You're right: reliable fault-tolerance between two nodes in datacenters with dedicated physical hardware and isolated network links is easier than distributing state over a hundred geographically disparate nodes in in virtualized, multitenant environments backed by unreliable hardware abstractions.

codemac · on Feb 21, 2013

My point was to complain about what RapGenius needed by describing an extreme that doesn't exhibit the behaviors your post describes. However you were speaking in terms of Heroku, and my post reads like it's trying to deride that. My comment reads pretty awfully, actually.

I guess I'm just frustrated with how much I hear about cloud services solving the "ops problem" when in reality all I see are people ignoring having a rigorous architecture for their applications.

There are extremes that solve just about any problem RapGenius is facing, because I bet you their traffic, I/O and CPU profiles are not that difficult of a problem to solve for their specific case.

I highly doubt that RapGenious needs over a hundred geographically disparate nodes in a virtualized multitenant environment, (notably because they are the one tenant!), but somehow that's what they're using and they don't understand what it means for them.

I'm sorry that previous comment sucked, and possibly sorry for this one.

aphyr · on Feb 21, 2013

Heroku operates in EC2, which is an Amazon service providing virtual machines spread across several datacenters. Rapgenius' nodes, as well as all of Heroku's internal infrastructure (e.g. routing) run as EC2 virtual machines. EC2 VMs are multitenant environments because you share them with other virtual machines. The disk, CPU, and network are all virtualized, shared resources, with wildly varying latency, throughput, and reliability characteristics.

RapGenius doesn't need a hundred nodes to do their routing, but Heroku does, because they're responsible for lots of customers pushing a large volume of traffic. Their routing infrastructure needs to share global state about which dynos are available for which applications, (and which versions of those applications) belong to a given HTTP request, and that routing infrastructure is broadly distributed. I'd phrase their routing TCP load as "nontrivial", in the sense that if I had to build a system like this on physical hardware in, say, Portland, I'd start by buying five floors in the Pittock building.
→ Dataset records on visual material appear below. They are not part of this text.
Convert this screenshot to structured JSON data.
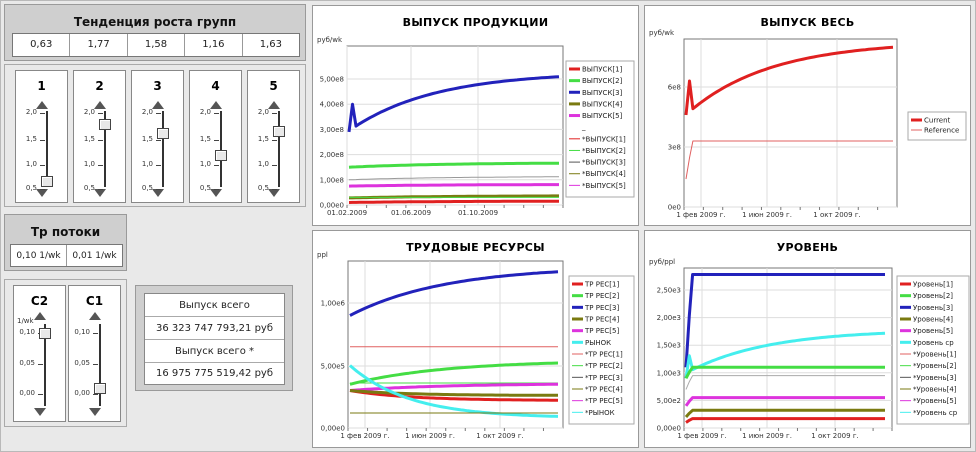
{
  "growth": {
    "title": "Тенденция роста групп",
    "values": [
      "0,63",
      "1,77",
      "1,58",
      "1,16",
      "1,63"
    ]
  },
  "sliders": [
    {
      "label": "1",
      "ticks": [
        "2,0",
        "1,5",
        "1,0",
        "0,5"
      ],
      "value": 0.63
    },
    {
      "label": "2",
      "ticks": [
        "2,0",
        "1,5",
        "1,0",
        "0,5"
      ],
      "value": 1.77
    },
    {
      "label": "3",
      "ticks": [
        "2,0",
        "1,5",
        "1,0",
        "0,5"
      ],
      "value": 1.58
    },
    {
      "label": "4",
      "ticks": [
        "2,0",
        "1,5",
        "1,0",
        "0,5"
      ],
      "value": 1.16
    },
    {
      "label": "5",
      "ticks": [
        "2,0",
        "1,5",
        "1,0",
        "0,5"
      ],
      "value": 1.63
    }
  ],
  "flows": {
    "title": "Тр потоки",
    "values": [
      "0,10 1/wk",
      "0,01 1/wk"
    ]
  },
  "csliders": [
    {
      "label": "C2",
      "unit": "1/wk",
      "ticks": [
        "0,10",
        "0,05",
        "0,00"
      ],
      "value": 0.1
    },
    {
      "label": "C1",
      "unit": "",
      "ticks": [
        "0,10",
        "0,05",
        "0,00"
      ],
      "value": 0.01
    }
  ],
  "output": {
    "label1": "Выпуск всего",
    "value1": "36 323 747 793,21 руб",
    "label2": "Выпуск всего  *",
    "value2": "16 975 775 519,42 руб"
  },
  "charts": {
    "c1": {
      "title": "ВЫПУСК ПРОДУКЦИИ",
      "unit": "руб/wk",
      "yticks": [
        "5,00e8",
        "4,00e8",
        "3,00e8",
        "2,00e8",
        "1,00e8",
        "0,00e0"
      ],
      "xticks": [
        "01.02.2009",
        "01.06.2009",
        "01.10.2009"
      ],
      "legend": [
        "ВЫПУСК[1]",
        "ВЫПУСК[2]",
        "ВЫПУСК[3]",
        "ВЫПУСК[4]",
        "ВЫПУСК[5]",
        "_",
        "*ВЫПУСК[1]",
        "*ВЫПУСК[2]",
        "*ВЫПУСК[3]",
        "*ВЫПУСК[4]",
        "*ВЫПУСК[5]"
      ]
    },
    "c2": {
      "title": "ВЫПУСК ВЕСЬ",
      "unit": "руб/wk",
      "yticks": [
        "6e8",
        "3e8",
        "0e0"
      ],
      "xticks": [
        "1 фев 2009 г.",
        "1 июн 2009 г.",
        "1 окт 2009 г."
      ],
      "legend": [
        "Current",
        "Reference"
      ]
    },
    "c3": {
      "title": "ТРУДОВЫЕ РЕСУРСЫ",
      "unit": "ppl",
      "yticks": [
        "1,00e6",
        "5,00e5",
        "0,00e0"
      ],
      "xticks": [
        "1 фев 2009 г.",
        "1 июн 2009 г.",
        "1 окт 2009 г."
      ],
      "legend": [
        "ТР РЕС[1]",
        "ТР РЕС[2]",
        "ТР РЕС[3]",
        "ТР РЕС[4]",
        "ТР РЕС[5]",
        "РЫНОК",
        "*ТР РЕС[1]",
        "*ТР РЕС[2]",
        "*ТР РЕС[3]",
        "*ТР РЕС[4]",
        "*ТР РЕС[5]",
        "*РЫНОК"
      ]
    },
    "c4": {
      "title": "УРОВЕНЬ",
      "unit": "руб/ppl",
      "yticks": [
        "2,50e3",
        "2,00e3",
        "1,50e3",
        "1,00e3",
        "5,00e2",
        "0,00e0"
      ],
      "xticks": [
        "1 фев 2009 г.",
        "1 июн 2009 г.",
        "1 окт 2009 г."
      ],
      "legend": [
        "Уровень[1]",
        "Уровень[2]",
        "Уровень[3]",
        "Уровень[4]",
        "Уровень[5]",
        "Уровень ср",
        "*Уровень[1]",
        "*Уровень[2]",
        "*Уровень[3]",
        "*Уровень[4]",
        "*Уровень[5]",
        "*Уровень ср"
      ]
    }
  },
  "colors": {
    "red": "#e02020",
    "green": "#44dd44",
    "blue": "#2222bb",
    "olive": "#7a7a10",
    "magenta": "#dd33dd",
    "cyan": "#44eeee"
  }
}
That's not to say Heroku's architecture is optimal, just that their problem is not as easy as it may appear.

[edit] As for why companies choose to run in a heavily virtualized environment which has so many drawbacks... it comes down to a tradeoff in time, personnel, and costs. Running in EC2 allows for dramatically shorter lead times in hardware acquisition--and when your customers can increase their traffic by an order of magnitude without warning, I think that comes in handy. It also frees them from running their own power, network, physical security, hardware acquisition pipeline, associated vendor contracts, etc. I suspect both Heroku and RapGenius have weighed these costs carefully, but I don't really know their specific constraints.